B. Two Efficient Database Indices
A database usually consists of two parts: an index file and a data file. The index file contains an access structure called index, which provides search paths for locating the records in the data file. The index determines the database access time, thereby being the critical component for improving database throughput. Efficient indices should be based on application characteristics such as the types of storage devices available, the affordable storage capacity, the types of queries required, the available keys, etc.

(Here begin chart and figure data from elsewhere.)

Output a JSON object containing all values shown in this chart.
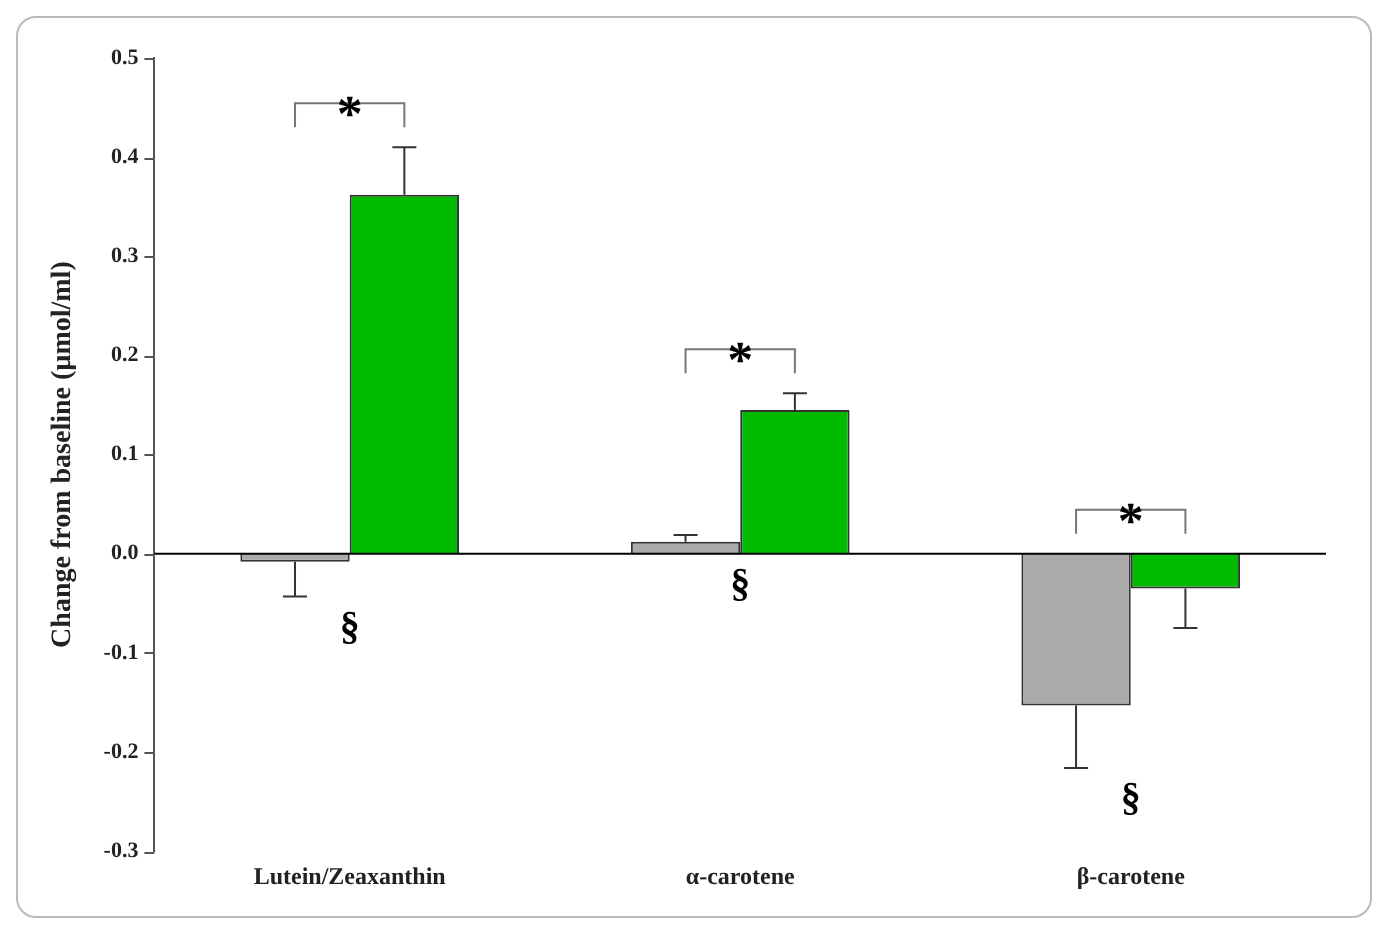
{
  "chart_data": {
    "type": "bar",
    "ylabel": "Change from baseline (µmol/ml)",
    "categories": [
      "Lutein/Zeaxanthin",
      "α-carotene",
      "β-carotene"
    ],
    "series": [
      {
        "color": "#aaaaaa",
        "values": [
          -0.008,
          0.012,
          -0.153
        ],
        "errors": [
          [
            -0.043,
            -0.008
          ],
          [
            0.012,
            0.019
          ],
          [
            -0.216,
            -0.153
          ]
        ]
      },
      {
        "color": "#00bb00",
        "values": [
          0.362,
          0.145,
          -0.035
        ],
        "errors": [
          [
            0.362,
            0.41
          ],
          [
            0.145,
            0.162
          ],
          [
            -0.075,
            -0.035
          ]
        ]
      }
    ],
    "ylim": [
      -0.3,
      0.5
    ],
    "yticks": [
      {
        "value": -0.3,
        "label": "-0.3"
      },
      {
        "value": -0.2,
        "label": "-0.2"
      },
      {
        "value": -0.1,
        "label": "-0.1"
      },
      {
        "value": 0,
        "label": "0.0"
      },
      {
        "value": 0.1,
        "label": "0.1"
      },
      {
        "value": 0.2,
        "label": "0.2"
      },
      {
        "value": 0.3,
        "label": "0.3"
      },
      {
        "value": 0.4,
        "label": "0.4"
      },
      {
        "value": 0.5,
        "label": "0.5"
      }
    ],
    "grid": false,
    "legend": false,
    "ref_lines": [
      {
        "axis": "y",
        "value": 0,
        "color": "#000000"
      }
    ],
    "annotations": [
      "*",
      "*",
      "*",
      "§",
      "§",
      "§"
    ]
  }
}
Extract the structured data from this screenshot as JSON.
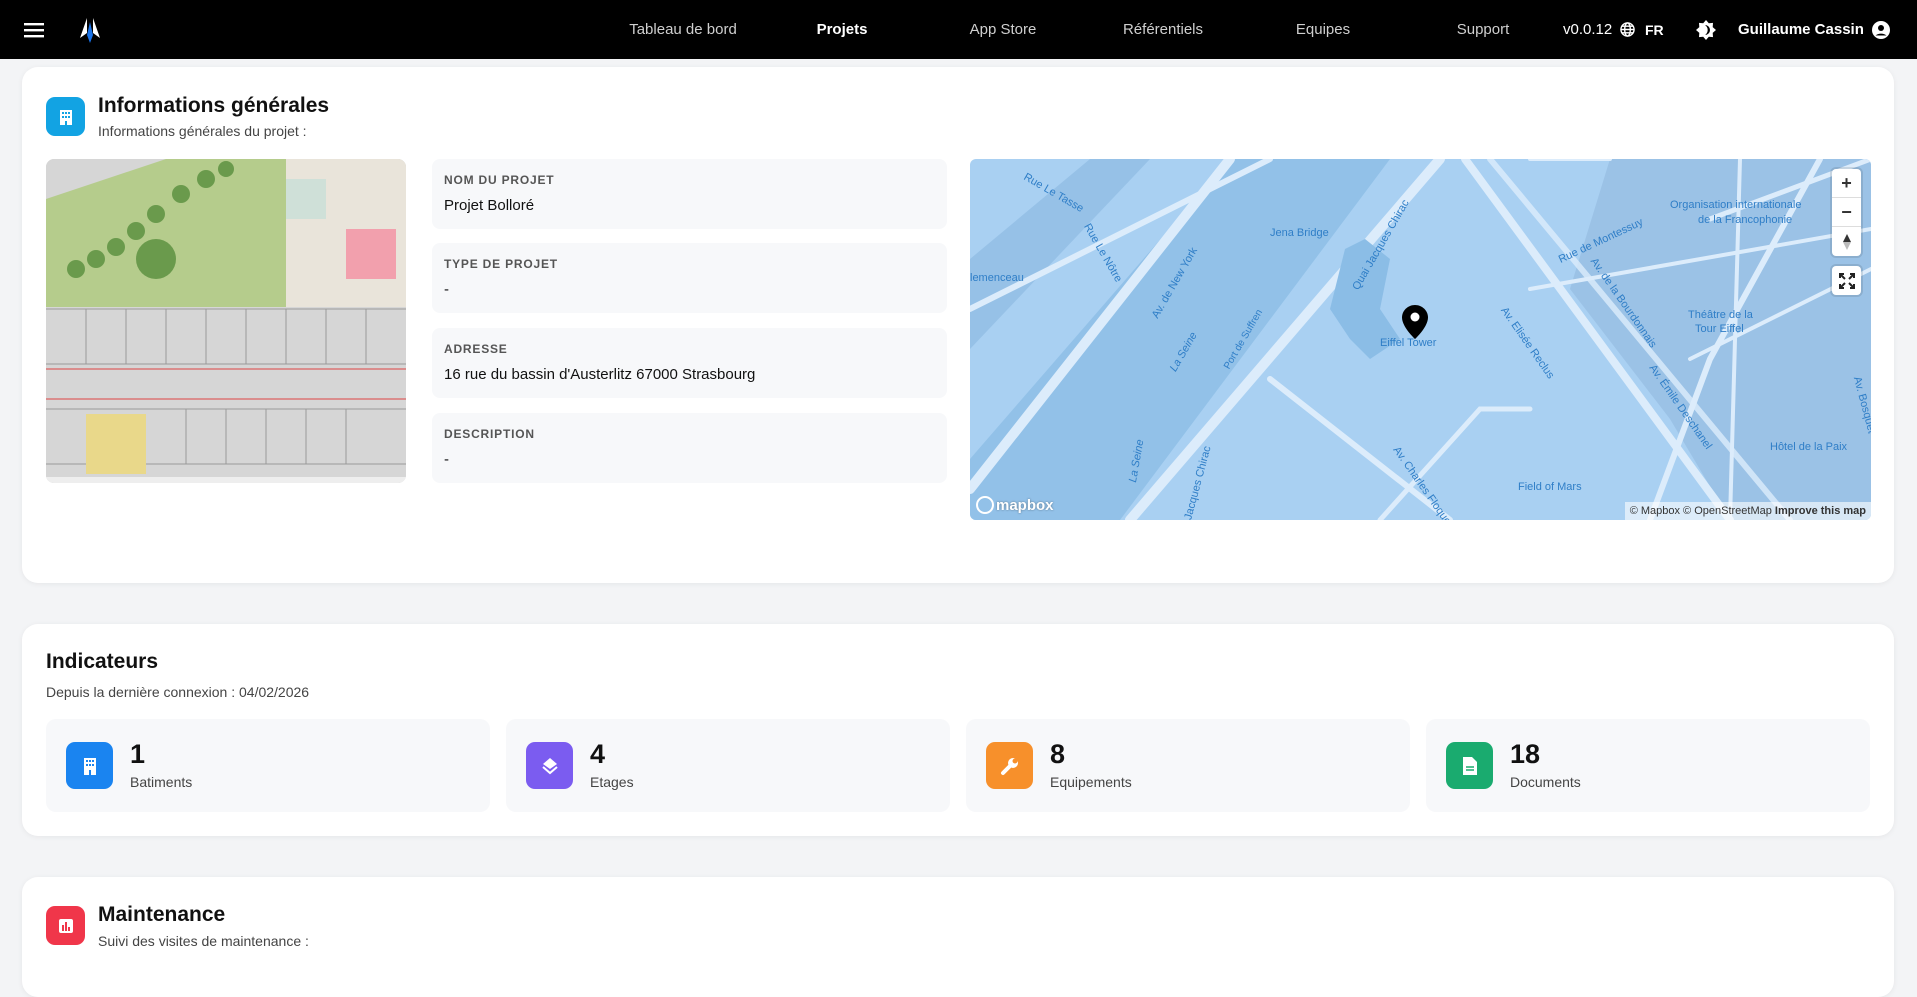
{
  "header": {
    "nav": [
      "Tableau de bord",
      "Projets",
      "App Store",
      "Référentiels",
      "Equipes",
      "Support"
    ],
    "active": "Projets",
    "version": "v0.0.12",
    "language": "FR",
    "user": "Guillaume Cassin",
    "icons": [
      "menu-icon",
      "logo-icon",
      "globe-icon",
      "theme-toggle-icon",
      "user-account-icon"
    ]
  },
  "info": {
    "title": "Informations générales",
    "subtitle": "Informations générales du projet :",
    "icon": "building-icon",
    "color": "#12a3e3",
    "fields": [
      {
        "label": "NOM DU PROJET",
        "value": "Projet Bolloré"
      },
      {
        "label": "TYPE DE PROJET",
        "value": "-"
      },
      {
        "label": "ADRESSE",
        "value": "16 rue du bassin d'Austerlitz 67000 Strasbourg"
      },
      {
        "label": "DESCRIPTION",
        "value": "-"
      }
    ]
  },
  "map": {
    "labels": [
      "Rue Le Tasse",
      "Jena Bridge",
      "Quai Jacques Chirac",
      "Rue Le Nôtre",
      "Av. de New York",
      "lemenceau",
      "La Seine",
      "Port de Suffren",
      "Eiffel Tower",
      "Rue de Montessuy",
      "Organisation internationale",
      "de la Francophonie",
      "Av. de la Bourdonnais",
      "Av. Elisée Reclus",
      "Théâtre de la",
      "Tour Eiffel",
      "Hôtel de la Paix",
      "La Seine",
      "Jacques Chirac",
      "Av. Charles Floquet",
      "Field of Mars",
      "Av. Émile Deschanel",
      "Av. Bosquet"
    ],
    "logo": "mapbox",
    "attribution": "© Mapbox © OpenStreetMap",
    "improve": "Improve this map",
    "controls": {
      "zoom_in": "+",
      "zoom_out": "−"
    }
  },
  "indicators": {
    "title": "Indicateurs",
    "subtitle": "Depuis la dernière connexion : 04/02/2026",
    "stats": [
      {
        "value": "1",
        "label": "Batiments",
        "color": "#1a84f0",
        "icon": "building-icon"
      },
      {
        "value": "4",
        "label": "Etages",
        "color": "#7b5cf0",
        "icon": "layers-icon"
      },
      {
        "value": "8",
        "label": "Equipements",
        "color": "#f7902b",
        "icon": "wrench-icon"
      },
      {
        "value": "18",
        "label": "Documents",
        "color": "#1aab6f",
        "icon": "document-icon"
      }
    ]
  },
  "maintenance": {
    "title": "Maintenance",
    "subtitle": "Suivi des visites de maintenance :",
    "icon": "chart-icon",
    "color": "#f0364a"
  }
}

In this paper, we focus on the indices suitable for a variety f databases in mobile systems. There are two classes of indices: the disk-oriented index, such as the B -tree, and the memory-resident index, such as the AVL-tree and the T-tree. While the disk-oriented indices are designed primarily to minimize the number of disk block accesses and to minimize disk space, the memory-resident indices aim to reduce computation time while using as little memory as possible. For real-time applications, the memory-resident indices are preferred due to their much faster access times than the disk-resident indices. The indices can also be classified into the following two categories: the order-preserving indices and the randomizing indices. The primary order-preserving indices include arrays, B-trees, AVL-trees, T-trees, and direct files. The randomizing indices include various hashing indices. Essentially, the direct file is a special form of hashing indices.